Networks to Ban the "R" Word?


by Joal Ryan
Oct 15, 1999, 4:00 PM PT


Okay, so let's get this straight: A usually unspeakable euphemism for doody is acceptable prime-time fare, but "repeat" is a dirty word?

Well, it's looking that way.

One day after CBS allowed Chicago Hope to (euphemistically) drop the S-bomb on viewers, comes word that the Big Four networks (ABC, CBS, NBC and Fox) are considering dropping the word "repeat" from their vocabulary.

Nothing's official yet, but the talk is that the nets may stop highlighting repeat episodes on the broadcast schedules they provide to listing services--i.e., the companies that make the TV books that make your Sunday paper.

Why?

The networks, um, sort of don't want you to know when they're airing a formerly seen Friends.

You see, while you may find it useful to be informed that, say, next week's ep is of the slightly used variety, suits like NBC's Alan Wurtzel tell the Los Angeles Times that the label "repeat" presents "an artificial barrier to viewing."

Translation: They're afraid you won't even bother to tune in if you know in advance that it's old.

To be fair, cable networks never tell anybody when they're resorting to repeats. Of course, maybe that's because aside from the rare exceptions, they're always airing repeats. According to the Times, USA even labeled a telecast of NBC's Law & Order: Special Victims Unit as the "series debut"--even if the thing aired two weeks prior on the Peacock.

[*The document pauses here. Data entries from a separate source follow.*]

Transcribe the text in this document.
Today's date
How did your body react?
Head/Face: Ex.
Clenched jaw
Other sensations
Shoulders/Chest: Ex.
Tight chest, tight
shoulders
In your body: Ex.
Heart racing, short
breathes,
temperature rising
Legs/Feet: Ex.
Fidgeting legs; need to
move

But unjustly treated or no, can the networks really ban the "R" word?

Maybe, maybe not.

Certainly, they're not going to be able to stop and/or order media outlets--magazines, Websites, newspapers, etc.--from pointing out when they're trotting out reruns. But they may be able to stifle the info from being inserted into that handy-dandy TV book that arrives with the Sunday newspaper, or that handy-dandy TV grid that runs in the daily newspaper.

"For us, it's not going to be business as usual," says Steve Tippie, of Tribune Media Services in Chicago.

Tribune creates the daily and weekly TV listings that reach 30 million readers in newspapers nationwide. While the company could resort to its own database to figure out which shows were new and which weren't, Tippie says Tribune probably wouldn't make a direct end-run around the networks' wishes because, well, they're clients, too.

Says Tippie: "We're sort of in the middle in this."

Or as they say on Chicago Hope: Shit happens.